4 Stakeholders and target markets
Greenley and Foxall (1998) emphasise that the marketing literature typically focuses on only two stakeholder groups (consumers and competitors), arguing that this should be extended to include other key stakeholders. Freeman (1984) highlights the interdependence of organisations and their stakeholders, i.e. ‘any group or individual who can affect or is affected by the achievement of the organisation's objectives’ (p. 46). This definition emphasises the wide range of individuals, groups and organisations who/which might have an interest in social marketing programmes.

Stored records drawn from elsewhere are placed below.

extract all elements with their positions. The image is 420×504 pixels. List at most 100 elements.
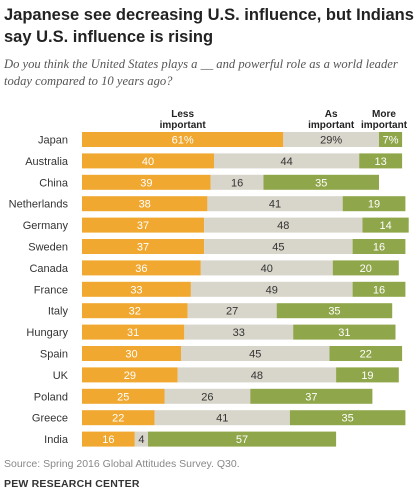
- bar-segment-same: [210, 174, 264, 190]
- bar-row-spain: Spain 30 45 22: [40, 346, 403, 361]
- data-label-same: 16: [231, 177, 243, 189]
- data-label-less: 37: [137, 220, 149, 232]
- data-label-less: 37: [137, 242, 149, 254]
- data-label-less: 39: [140, 177, 152, 189]
- data-label-more: 14: [379, 220, 391, 232]
- bar-segment-same: [200, 260, 333, 276]
- data-label-more: 22: [360, 349, 372, 361]
- data-label-less: 29: [124, 370, 136, 382]
- data-label-same: 48: [251, 370, 263, 382]
- bar-segment-same: [177, 367, 337, 383]
- data-label-same: 26: [201, 391, 213, 403]
- bar-row-india: India 16 4 57: [44, 431, 337, 447]
- data-label-more: 35: [315, 177, 327, 189]
- bar-row-greece: Greece 22 41 35: [32, 410, 406, 426]
- data-label-more: 35: [328, 306, 340, 318]
- legend-header-more-line-2: important: [361, 120, 408, 131]
- data-label-same: 33: [233, 327, 245, 339]
- bar-segment-less: [82, 324, 185, 340]
- bar-segment-same: [283, 132, 379, 147]
- data-label-same: 41: [269, 199, 281, 211]
- bar-segment-same: [214, 153, 360, 169]
- bar-segment-more: [276, 303, 393, 319]
- bar-segment-more: [359, 153, 403, 169]
- category-label: Hungary: [26, 327, 68, 339]
- data-label-less: 25: [117, 391, 129, 403]
- bar-row-italy: Italy 32 27 35: [48, 303, 393, 319]
- source-note: Source: Spring 2016 Global Attitudes Sur…: [4, 458, 240, 470]
- bar-segment-less: [82, 174, 211, 190]
- data-label-more: 13: [375, 156, 387, 168]
- data-label-same: 27: [226, 306, 238, 318]
- legend-header-less-line-2: important: [160, 120, 207, 131]
- bar-segment-same: [164, 388, 251, 404]
- bar-segment-less: [82, 388, 165, 404]
- data-label-less: 61%: [172, 135, 194, 147]
- organization-label: PEW RESEARCH CENTER: [4, 478, 140, 490]
- bar-segment-less: [82, 281, 191, 297]
- data-label-less: 36: [135, 263, 147, 275]
- data-label-less: 16: [102, 434, 114, 446]
- category-label: UK: [53, 370, 69, 382]
- bar-segment-more: [289, 410, 406, 426]
- bar-row-netherlands: Netherlands 38 41 19: [9, 196, 406, 212]
- bar-segment-less: [82, 260, 201, 276]
- data-label-less: 30: [125, 349, 137, 361]
- data-label-more: 31: [338, 327, 350, 339]
- chart-title: Japanese see decreasing U.S. influence, …: [4, 6, 414, 46]
- bar-segment-more: [352, 281, 406, 297]
- bar-segment-more: [332, 260, 399, 276]
- bar-segment-more: [148, 431, 337, 447]
- bar-row-sweden: Sweden 37 45 16: [28, 239, 406, 254]
- data-label-more: 35: [342, 413, 354, 425]
- data-label-less: 40: [142, 156, 154, 168]
- bar-row-uk: UK 29 48 19: [53, 367, 399, 383]
- bar-row-canada: Canada 36 40 20: [29, 260, 399, 276]
- data-label-more: 16: [373, 284, 385, 296]
- bar-segment-more: [263, 174, 379, 190]
- data-label-less: 22: [112, 413, 124, 425]
- bar-segment-same: [190, 281, 353, 297]
- category-label: China: [39, 177, 69, 189]
- data-label-same: 29%: [320, 135, 342, 147]
- data-label-less: 33: [130, 284, 142, 296]
- bar-segment-more: [336, 367, 399, 383]
- data-label-more: 37: [305, 391, 317, 403]
- category-label: Australia: [25, 156, 69, 168]
- bar-segment-less: [82, 239, 205, 254]
- bar-row-poland: Poland 25 26 37: [34, 388, 373, 404]
- data-label-more: 20: [360, 263, 372, 275]
- bar-segment-more: [379, 132, 403, 147]
- data-label-more: 19: [368, 199, 380, 211]
- bar-segment-less: [82, 217, 205, 233]
- data-label-less: 31: [127, 327, 139, 339]
- bar-segment-same: [181, 346, 330, 361]
- bar-segment-more: [250, 388, 373, 404]
- data-label-same: 4: [138, 434, 144, 446]
- legend-header-same-line-1: As: [325, 109, 338, 120]
- bar-segment-less: [82, 431, 135, 447]
- bar-segment-same: [204, 239, 353, 254]
- data-label-more: 19: [361, 370, 373, 382]
- legend-header-same-line-2: important: [308, 120, 355, 131]
- bar-row-japan: Japan 61% 29% 7%: [38, 132, 403, 147]
- bar-row-france: France 33 49 16: [34, 281, 406, 297]
- category-label: Sweden: [28, 242, 68, 254]
- bar-segment-less: [82, 153, 214, 169]
- bar-segment-same: [187, 303, 277, 319]
- bar-segment-more: [362, 217, 409, 233]
- data-label-same: 48: [277, 220, 289, 232]
- legend-header-less-line-1: Less: [171, 109, 194, 120]
- data-label-more: 16: [373, 242, 385, 254]
- bar-segment-less: [82, 410, 155, 426]
- category-label: Japan: [38, 135, 68, 147]
- category-label: Germany: [23, 220, 69, 232]
- bar-rows: Japan 61% 29% 7% Australia 40 44 13 China 39 16 35 N…: [9, 132, 409, 447]
- bar-segment-same: [207, 196, 343, 212]
- bar-row-hungary: Hungary 31 33 31: [26, 324, 396, 340]
- bar-segment-same: [204, 217, 363, 233]
- category-label: Greece: [32, 413, 68, 425]
- bar-segment-less: [82, 132, 284, 147]
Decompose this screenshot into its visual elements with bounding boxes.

Hastings (2007) makes a similar point when he discusses ‘moving upstream’. Discussion of social marketing typically focuses on the individual or groups of individuals whose behaviour change is the aim of the programme or activity. The social marketing network, however, involves a whole range of organisations, and others, for the social marketer to engage with as additional target markets. This is a particular issue when considering both the policy development and service delivery aspects of social marketing, for example, influencing governmental bodies to implement legislation regarding food labelling or smoking bans or GPs to offer consumer-friendly family planning services.

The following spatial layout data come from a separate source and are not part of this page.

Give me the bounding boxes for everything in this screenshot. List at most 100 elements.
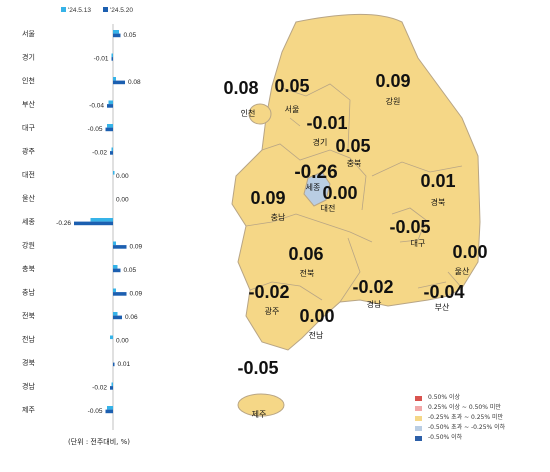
- bar-series-1: [113, 265, 118, 269]
- unit-note: (단위 : 전주대비, %): [68, 438, 131, 446]
- region-border: [245, 213, 373, 243]
- region-border: [417, 281, 447, 289]
- region-value: 0.06: [288, 244, 323, 264]
- legend-label-series-1: '24.5.13: [68, 7, 91, 14]
- bar-series-2: [113, 245, 127, 249]
- region-name: 서울: [285, 105, 300, 114]
- data-label: 0.06: [125, 314, 138, 321]
- region-name: 경남: [367, 299, 382, 309]
- category-label: 충남: [22, 288, 35, 297]
- region-name: 부산: [435, 302, 450, 312]
- region-border: [339, 237, 361, 303]
- region-name: 충남: [271, 213, 286, 222]
- bar-series-1: [110, 335, 113, 340]
- region-value: 0.05: [335, 136, 370, 156]
- region-border: [261, 143, 367, 211]
- bar-series-2: [113, 80, 125, 85]
- map-legend-swatch: [415, 395, 422, 401]
- map-legend-swatch: [415, 425, 422, 431]
- region-value: 0.00: [322, 183, 357, 203]
- legend-swatch-series-2: [103, 7, 108, 12]
- bar-series-1: [111, 382, 113, 387]
- bar-series-2: [105, 127, 113, 132]
- data-label: 0.00: [116, 338, 129, 345]
- bar-series-2: [113, 362, 115, 367]
- map-legend-swatch: [415, 435, 422, 441]
- region-border: [289, 117, 301, 127]
- category-label: 대전: [22, 170, 35, 179]
- bar-series-2: [113, 292, 127, 296]
- region-name: 전남: [309, 330, 324, 340]
- map-legend-item: -0.50% 이하: [415, 433, 505, 443]
- incheon-shape: [248, 103, 272, 125]
- data-label: -0.05: [88, 408, 103, 415]
- region-border: [371, 161, 463, 177]
- data-label: 0.00: [116, 173, 129, 180]
- category-label: 광주: [22, 148, 35, 156]
- map-legend-item: -0.25% 초과 ~ 0.25% 미만: [415, 413, 505, 423]
- bar-series-1: [107, 406, 113, 410]
- region-name: 충북: [347, 159, 362, 168]
- region-value: -0.01: [306, 113, 347, 133]
- bar-series-1: [113, 77, 116, 81]
- map-legend-item: 0.50% 이상: [415, 393, 505, 403]
- region-value: 0.00: [452, 242, 487, 262]
- category-label: 강원: [22, 241, 35, 250]
- region-bar-chart: '24.5.13 '24.5.20 서울 0.05 경기 -0.01 인천 0.08 부산 -0.…: [22, 7, 143, 430]
- region-name: 경북: [431, 197, 446, 207]
- region-value: -0.02: [248, 282, 289, 302]
- category-label: 세종: [22, 217, 35, 226]
- bar-series-1: [113, 312, 118, 316]
- bar-series-1: [108, 100, 113, 105]
- region-border: [391, 207, 427, 243]
- bar-series-1: [113, 241, 116, 246]
- legend-swatch-series-1: [61, 7, 66, 12]
- map-legend-label: -0.25% 초과 ~ 0.25% 미만: [428, 414, 504, 421]
- map-legend-item: -0.50% 초과 ~ -0.25% 이하: [415, 423, 505, 433]
- region-name: 세종: [306, 183, 321, 192]
- region-value: 0.08: [223, 78, 258, 98]
- region-value: 0.09: [375, 71, 410, 91]
- category-label: 부산: [22, 100, 35, 109]
- region-value: 0.09: [250, 188, 285, 208]
- region-border: [281, 83, 351, 151]
- map-legend-label: 0.25% 이상 ~ 0.50% 미만: [428, 404, 501, 411]
- data-label: 0.08: [128, 79, 141, 86]
- bar-series-2: [105, 409, 113, 414]
- data-label: -0.02: [92, 150, 107, 157]
- chart-legend: '24.5.13 '24.5.20: [61, 7, 133, 14]
- category-label: 대구: [22, 124, 35, 132]
- category-label: 경남: [22, 382, 35, 391]
- bar-series-2: [74, 221, 113, 226]
- bar-series-1: [111, 147, 113, 152]
- bar-series-2: [107, 104, 113, 108]
- region-border: [447, 271, 463, 289]
- region-value: -0.26: [294, 162, 337, 183]
- region-value: 0.05: [274, 76, 309, 96]
- region-value: -0.02: [352, 277, 393, 297]
- region-name: 경기: [313, 137, 328, 147]
- legend-label-series-2: '24.5.20: [110, 7, 133, 14]
- data-label: 0.00: [116, 197, 129, 204]
- data-label: -0.02: [92, 385, 107, 392]
- map-legend-label: 0.50% 이상: [428, 394, 461, 401]
- bar-series-2: [110, 151, 113, 155]
- category-label: 서울: [22, 29, 35, 38]
- map-legend-label: -0.50% 초과 ~ -0.25% 이하: [428, 424, 506, 431]
- bar-series-2: [113, 315, 122, 320]
- region-name: 제주: [252, 410, 267, 419]
- data-label: 0.01: [118, 361, 131, 368]
- region-name: 대전: [321, 203, 336, 213]
- region-name: 울산: [455, 266, 470, 276]
- data-label: -0.05: [88, 126, 103, 133]
- category-label: 전남: [22, 335, 35, 344]
- category-label: 울산: [22, 194, 35, 203]
- data-label: 0.05: [124, 267, 137, 274]
- bar-series-2: [111, 57, 113, 61]
- bar-series-1: [107, 124, 113, 128]
- bar-series-1: [90, 218, 113, 222]
- map-legend-label: -0.50% 이하: [428, 434, 463, 441]
- data-label: 0.09: [130, 291, 143, 298]
- region-value: -0.05: [237, 358, 278, 378]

When developing a marketing strategy for potential/actual collaborators, the same social marketing principles and practices apply. A fundamental question relates to the nature of the exchange, i.e. why should government introduce an environmental policy or a school agree to allocate resources to prevent bullying? To put it bluntly, ‘What's in it for them?’ or alternatively, how can we achieve goal congruence between the social marketer and these upstream organisations so that behavioural change can be achieved? Once we are clear as to the target market then strategies can be developed to persuade upstream audiences that a specific behavioural change will fulfil their own goals. Here a knowledge of organisational behaviour will aid in developing a marketing plan, for example, an appreciation of the complexity of the organisational decision-making process and the range of individuals involved; power relationships and political motivations. Relationship marketing strategies, which originally developed within an organisational marketing context, are more likely to predominate over the traditional marketing mix approach. Personal representation is a key element of the communication process. Understanding individuals, their organisational relationships and motivations is crucial to effective upstream social marketing.